Andricus mukaigawae

Scientific classification
- Kingdom: Animalia
- Phylum: Arthropoda
- Clade: Pancrustacea
- Class: Insecta
- Order: Hymenoptera
- Family: Cynipidae
- Genus: Andricus
- Species: A. mukaigawae
- Binomial name: Andricus mukaigawae (Mukaigawa, 1913)

= Andricus mukaigawae =

- Genus: Andricus
- Species: mukaigawae
- Authority: (Mukaigawa, 1913)

Species of insect

Andricus mukaigawae is a species of gall wasp native to eastern Asia. It creates galls on the buds and leaves of oak trees. The galls are sometimes used by other gall wasps unable to create galls of their own, with both species sharing the gall.

==Taxonomy==
Andricus mukaigawae is part of a species complex with several components. Some populations are classified as A. mukaigawae which is bivoltine (having two generations per year) cyclically parthenogenetic, with a karyotype of (2n = 12), producing entirely female offspring; these wasps form burr-shaped galls on Quercus aliena, Quercus mongolica, Quercus serrata, and Quercus fabrei. Other populations are classified as Andricus kashiwaphilus (2n = 10), also bivoltine and cyclically parthenogenetic, but producing flower-shaped galls on Quercus dentata, again producing entirely female offspring. There are also univoltine populations with one generation per year with thelytokous parthenogenesis in which females are produced from unfertilized eggs; these have historically been classified as Andricus targionii, but some of them form burr-shaped galls on Q. aliena while others form flower-shaped galls on Q. dentata, so A. targionii would appear to be polyphyletic.

==Distribution==
Andricus mukaigawae has a wide distribution in eastern Asia and is found in India, Japan, Korea and Russia.

==Ecology==
The burr-shaped galls of Andricus mukaigawae are modified live plant structures. They normally contain a single cell in which the gall wasp larva develops as it feeds on the tissues surrounding it. However many of the galls are also inhabited by the larvae of inquiline wasp species, Synergus japonicus, which is entirely dependent on the galls created by A. mukaigawae. The inquiline larvae create their own cells in the living plant tissue. The gall additionally often houses parasitic chalcid wasps, Torymus species, which are parasitoids of both the gall wasps.

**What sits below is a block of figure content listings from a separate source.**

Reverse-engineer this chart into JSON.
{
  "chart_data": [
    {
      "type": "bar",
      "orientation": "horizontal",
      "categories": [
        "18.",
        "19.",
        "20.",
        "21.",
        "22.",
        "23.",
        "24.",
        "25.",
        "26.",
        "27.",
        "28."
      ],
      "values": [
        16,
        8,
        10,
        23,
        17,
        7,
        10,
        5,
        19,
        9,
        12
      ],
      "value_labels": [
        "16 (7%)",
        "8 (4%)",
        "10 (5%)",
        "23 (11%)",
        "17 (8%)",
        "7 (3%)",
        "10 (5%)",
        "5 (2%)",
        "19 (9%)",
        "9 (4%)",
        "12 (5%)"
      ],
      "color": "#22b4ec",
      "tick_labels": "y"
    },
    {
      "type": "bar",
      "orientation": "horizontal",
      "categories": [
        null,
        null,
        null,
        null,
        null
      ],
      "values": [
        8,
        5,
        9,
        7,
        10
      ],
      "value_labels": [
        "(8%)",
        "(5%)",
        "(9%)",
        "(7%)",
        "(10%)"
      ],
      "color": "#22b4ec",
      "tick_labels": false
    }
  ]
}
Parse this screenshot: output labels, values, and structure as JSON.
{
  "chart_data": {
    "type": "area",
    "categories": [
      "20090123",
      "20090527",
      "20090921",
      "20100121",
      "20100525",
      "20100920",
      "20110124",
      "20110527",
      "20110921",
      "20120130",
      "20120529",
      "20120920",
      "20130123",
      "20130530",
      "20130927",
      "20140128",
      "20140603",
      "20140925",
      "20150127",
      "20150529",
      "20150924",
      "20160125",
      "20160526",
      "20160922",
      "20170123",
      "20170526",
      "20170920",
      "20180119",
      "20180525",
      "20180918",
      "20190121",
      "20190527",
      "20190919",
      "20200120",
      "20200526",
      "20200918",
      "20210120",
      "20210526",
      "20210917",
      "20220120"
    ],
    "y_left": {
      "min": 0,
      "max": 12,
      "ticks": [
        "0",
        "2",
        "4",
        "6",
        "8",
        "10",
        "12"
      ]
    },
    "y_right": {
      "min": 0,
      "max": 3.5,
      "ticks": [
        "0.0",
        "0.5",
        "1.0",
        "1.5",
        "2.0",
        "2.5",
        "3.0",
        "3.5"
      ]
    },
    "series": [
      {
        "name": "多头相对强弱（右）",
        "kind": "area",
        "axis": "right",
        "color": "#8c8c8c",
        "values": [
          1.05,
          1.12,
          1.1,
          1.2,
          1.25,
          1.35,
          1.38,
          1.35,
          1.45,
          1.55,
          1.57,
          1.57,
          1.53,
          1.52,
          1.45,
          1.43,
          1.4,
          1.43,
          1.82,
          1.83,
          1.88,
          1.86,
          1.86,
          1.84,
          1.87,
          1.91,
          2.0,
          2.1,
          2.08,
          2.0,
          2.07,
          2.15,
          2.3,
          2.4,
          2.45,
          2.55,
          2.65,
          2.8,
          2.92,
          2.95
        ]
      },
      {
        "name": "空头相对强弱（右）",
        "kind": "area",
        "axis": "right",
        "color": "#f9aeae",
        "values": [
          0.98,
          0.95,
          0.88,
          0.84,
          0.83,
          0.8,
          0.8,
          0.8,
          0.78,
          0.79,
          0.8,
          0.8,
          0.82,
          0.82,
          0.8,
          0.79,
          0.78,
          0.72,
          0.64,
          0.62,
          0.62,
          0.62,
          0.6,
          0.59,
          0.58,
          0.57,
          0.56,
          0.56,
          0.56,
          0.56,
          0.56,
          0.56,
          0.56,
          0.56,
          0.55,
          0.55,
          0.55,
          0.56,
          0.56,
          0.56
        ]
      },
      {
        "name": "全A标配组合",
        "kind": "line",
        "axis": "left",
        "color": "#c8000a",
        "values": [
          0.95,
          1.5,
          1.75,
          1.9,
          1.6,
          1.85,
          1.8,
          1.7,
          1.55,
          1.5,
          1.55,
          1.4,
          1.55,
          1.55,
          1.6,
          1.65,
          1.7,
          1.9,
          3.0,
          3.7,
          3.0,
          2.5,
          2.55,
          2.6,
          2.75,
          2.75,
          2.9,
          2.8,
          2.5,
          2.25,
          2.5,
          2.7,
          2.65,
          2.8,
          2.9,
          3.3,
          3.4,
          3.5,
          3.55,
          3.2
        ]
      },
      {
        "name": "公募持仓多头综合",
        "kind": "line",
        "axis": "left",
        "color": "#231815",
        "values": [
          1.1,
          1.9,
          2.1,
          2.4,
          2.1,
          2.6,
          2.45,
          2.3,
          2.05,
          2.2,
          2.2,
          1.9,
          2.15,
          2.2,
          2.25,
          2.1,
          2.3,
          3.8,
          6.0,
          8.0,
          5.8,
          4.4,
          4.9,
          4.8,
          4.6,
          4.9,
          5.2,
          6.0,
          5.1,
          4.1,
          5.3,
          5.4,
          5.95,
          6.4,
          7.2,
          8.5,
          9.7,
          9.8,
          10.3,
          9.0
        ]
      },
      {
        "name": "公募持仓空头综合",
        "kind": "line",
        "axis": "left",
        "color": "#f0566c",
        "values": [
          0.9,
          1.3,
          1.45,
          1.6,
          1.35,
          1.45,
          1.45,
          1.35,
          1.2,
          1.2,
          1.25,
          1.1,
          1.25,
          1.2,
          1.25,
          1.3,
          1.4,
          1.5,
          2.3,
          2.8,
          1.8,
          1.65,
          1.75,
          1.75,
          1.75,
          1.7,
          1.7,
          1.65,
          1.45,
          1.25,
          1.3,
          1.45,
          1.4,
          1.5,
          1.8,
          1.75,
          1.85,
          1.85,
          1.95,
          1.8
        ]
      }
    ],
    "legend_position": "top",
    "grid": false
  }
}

The bacterium Wolbachia is an intracellular parasite of many gall wasps, including Andricus mukaigawae and Synergus japonicus. Historically it has been assumed that vertical transmission of Wolbachia occurs, from parent insects to their offspring through the cytoplasm of the eggs; it has now been shown that horizontal transmission can also occur between the different wasp species present in the gall, and genetic recombination events can also occur.